Chicken Salad Chick Foundation gift to support Vanderbilt-Ingram Cancer Center researchAug. 17, 2016, 10:19 AM
Chicken Salad Chick Foundation founding board members Stacy Brown and Betty and Earlon McWhorter presented a $200,000 check to Vanderbilt-Ingram Cancer Center (VICC) to support cancer research. Among other initiatives, the Chicken Salad Chick Foundation was proud to host Music and Miracles Superfest, the first major stadium concert in Jordan-Hare’s 75-year history, held on April 23 in Auburn, Alabama.
“This was the dream and the vision of my late husband, Kevin Brown, who was diagnosed with colon cancer in Nov. 2013,” said Stacy Brown, co-founder of the Auburn-based Chicken Salad Chick restaurant and catering firm. “Thankfully, our business was successful and we were already talking about how we were going to give back. It became clear very quickly that this should be our focus.”
Along with partners Earlon and Betty McWhorter, the couple launched the Chicken Salad Chick Foundation, with a mission to help feed the hungry and fight cancer. Kevin Brown started dreaming of a giant fundraising concert headlined by Kenny Chesney, which resulted in the inaugural Music and Miracles Superfest.
Stacy Brown said the concert planning gave her husband great joy.
“Kevin was always at work, even while receiving treatment; he missed very few days until the very end. The concert planning became his purpose and his drive and his mission and it was a great thing for him,” Stacy explained.
His chemotherapy was part of the colon cancer treatment regimen recommended by VICC physician Jordan Berlin, M.D., Ingram Professor of Cancer Research, co-leader of the Gastrointestinal Cancer Research Program and director of the Phase I Program.
The Chicken Salad Chick Foundation Board also learned about VICC’s research program from Scott Hiebert, Ph.D., Hortense B. Ingram Professor of Cancer Research, associate director of Basic Research and of Shared Resources at VICC and newly-appointed member of the National Cancer Advisory Board.

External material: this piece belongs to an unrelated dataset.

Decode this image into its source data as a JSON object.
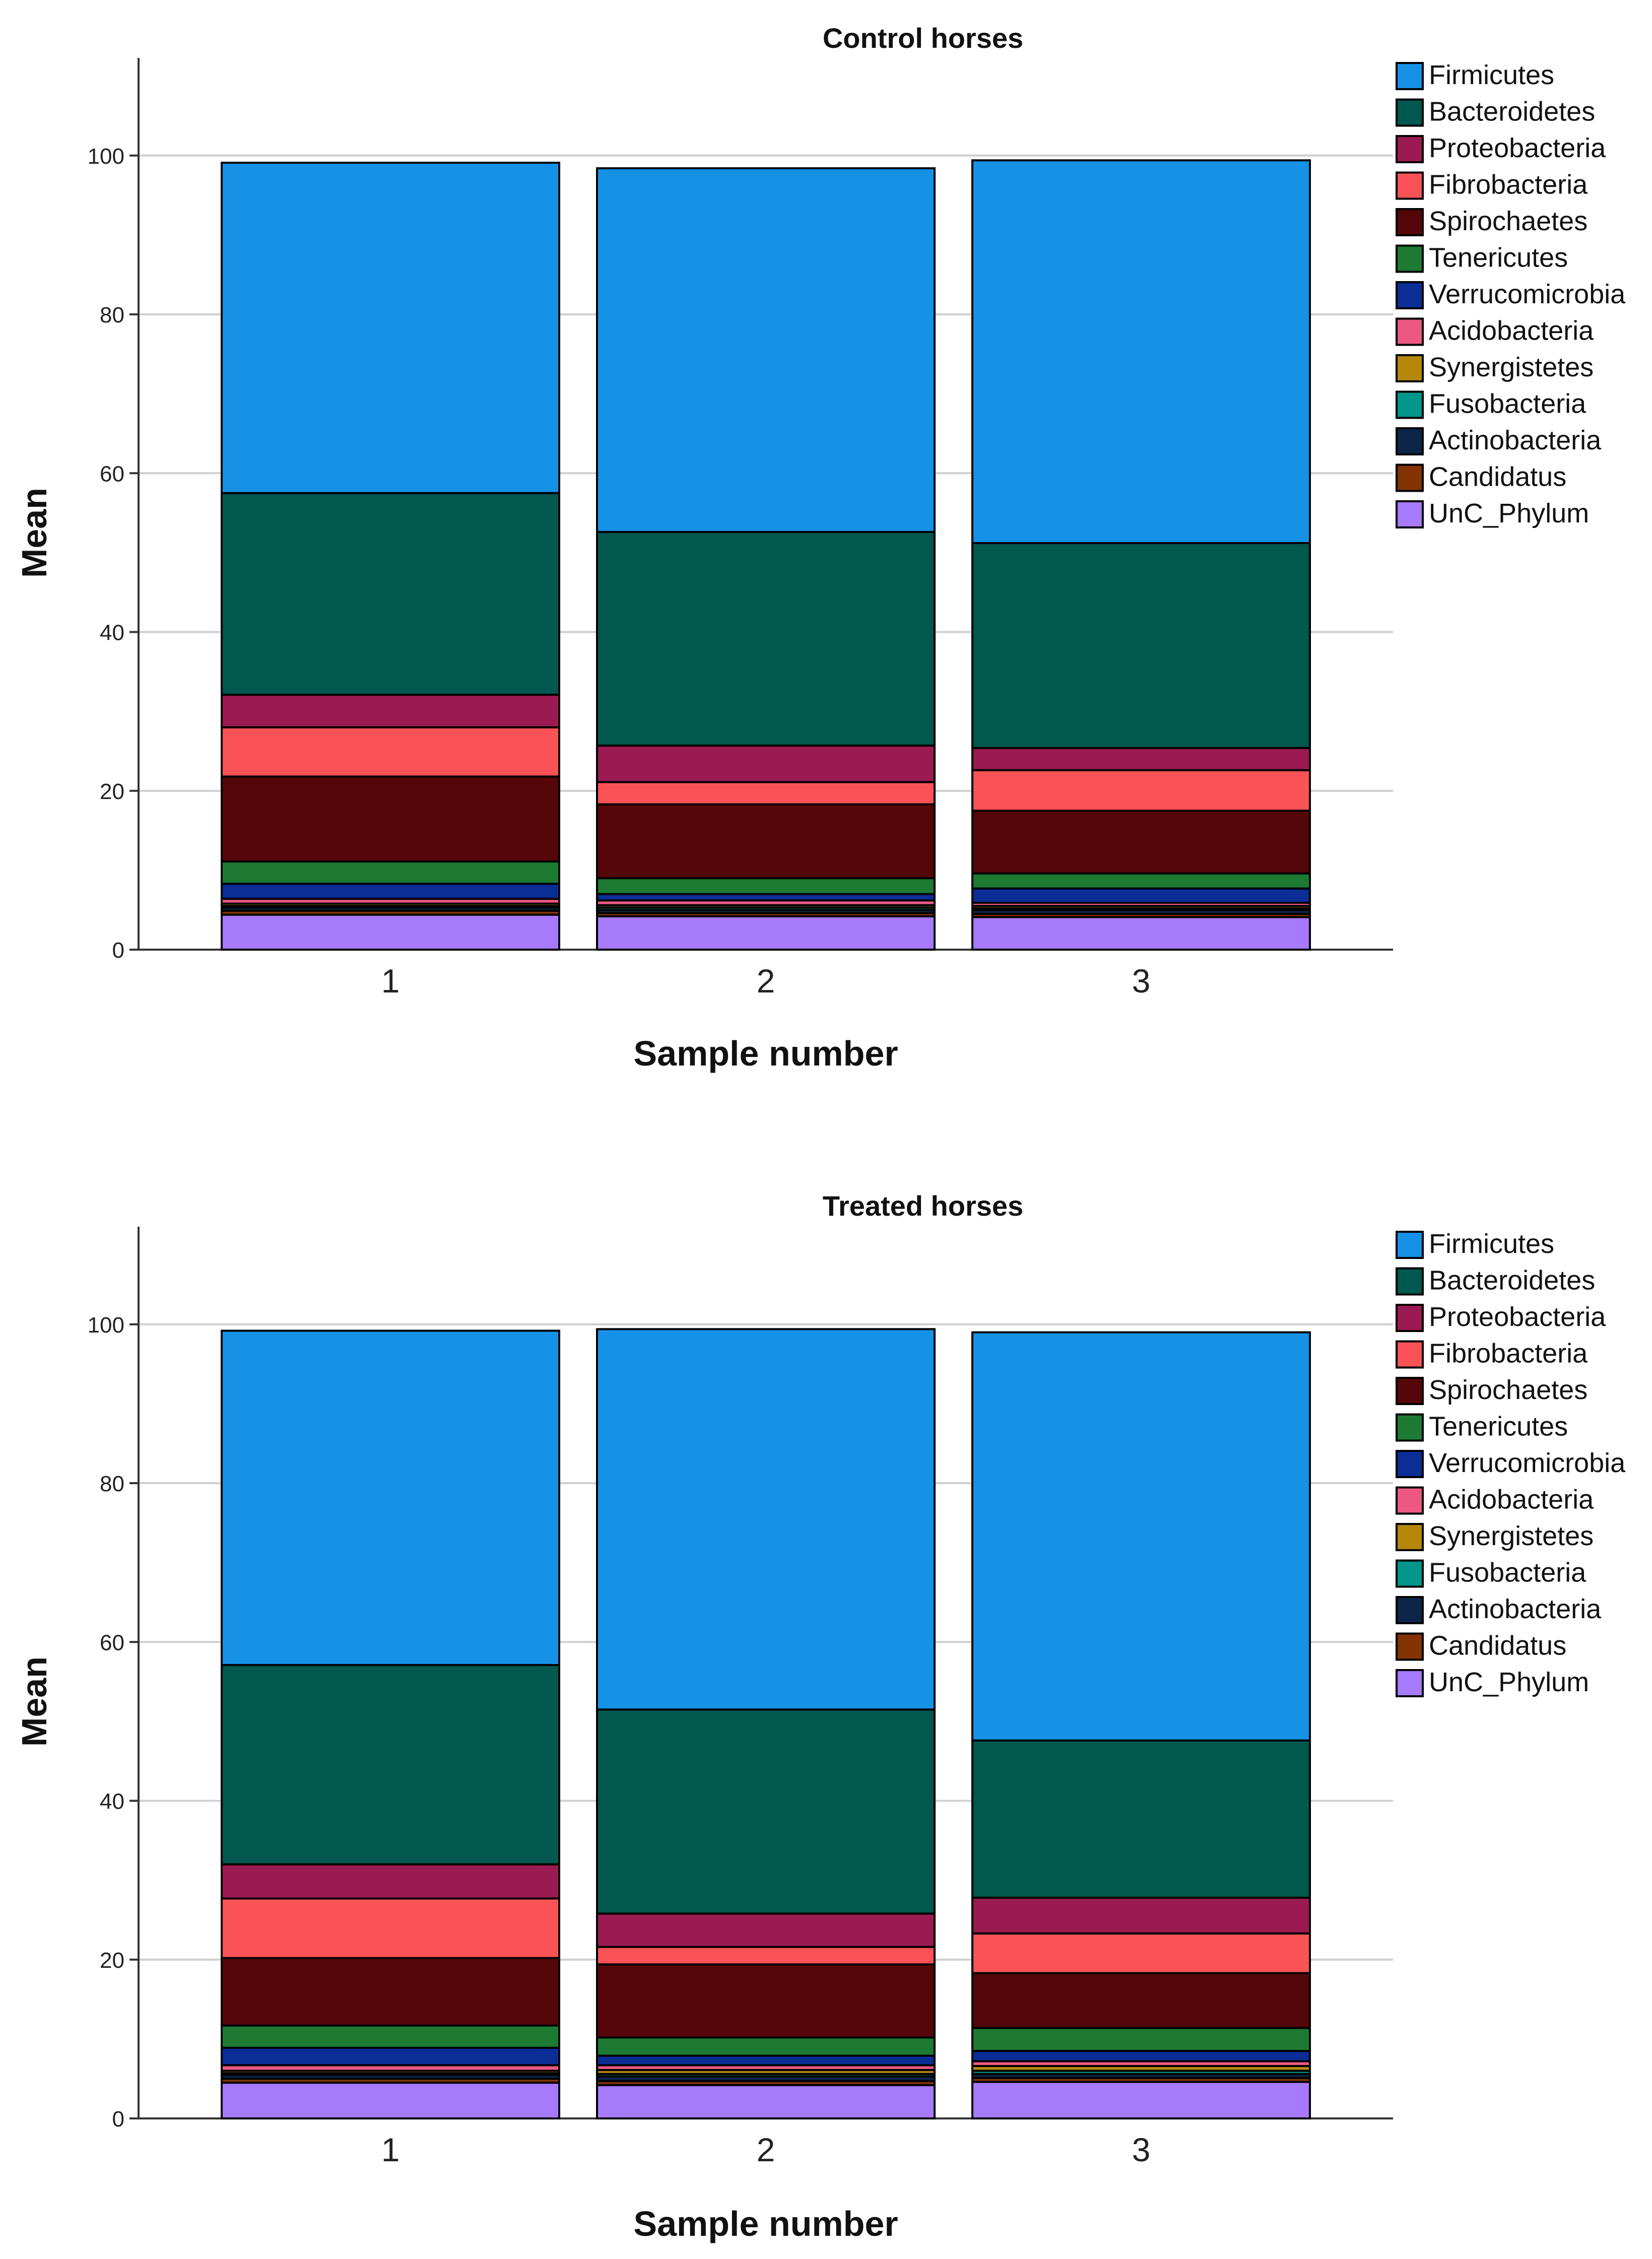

The $200,000 research grant to VICC is the result of those interactions.
“We are honored by this gift from the Foundation in support of our precision medicine initiatives at VICC,” Hiebert said.
The clinical research effort is designed to generate new knowledge that will enable physicians and scientists to make more rapid advances in cancer prevention, detection and treatment. Vanderbilt is one of the leaders of a nationwide research effort to align promising therapies with patients with advanced cancer who are mostly likely to benefit from targeted therapies, ultimately improving the ability to provide patients with better outcomes.
While still dreaming about the Music and Miracles Superfest that he named, Kevin Brown passed away. But his wife, his friends and the Foundation are moving forward with the mission to support cancer research at VICC.
“We have been amazed with the research that is happening, with the facility, with the physicians, with the culture of Vanderbilt,” Stacy Brown said. “We felt that our needs were really taken care of and we fell in love with it. We wanted to contribute to research, not just care, but research. And we saw that Vanderbilt is somewhat the epicenter of that. So we’re so happy to present this grant to continue research and hopefully create that miracle we are all looking for.”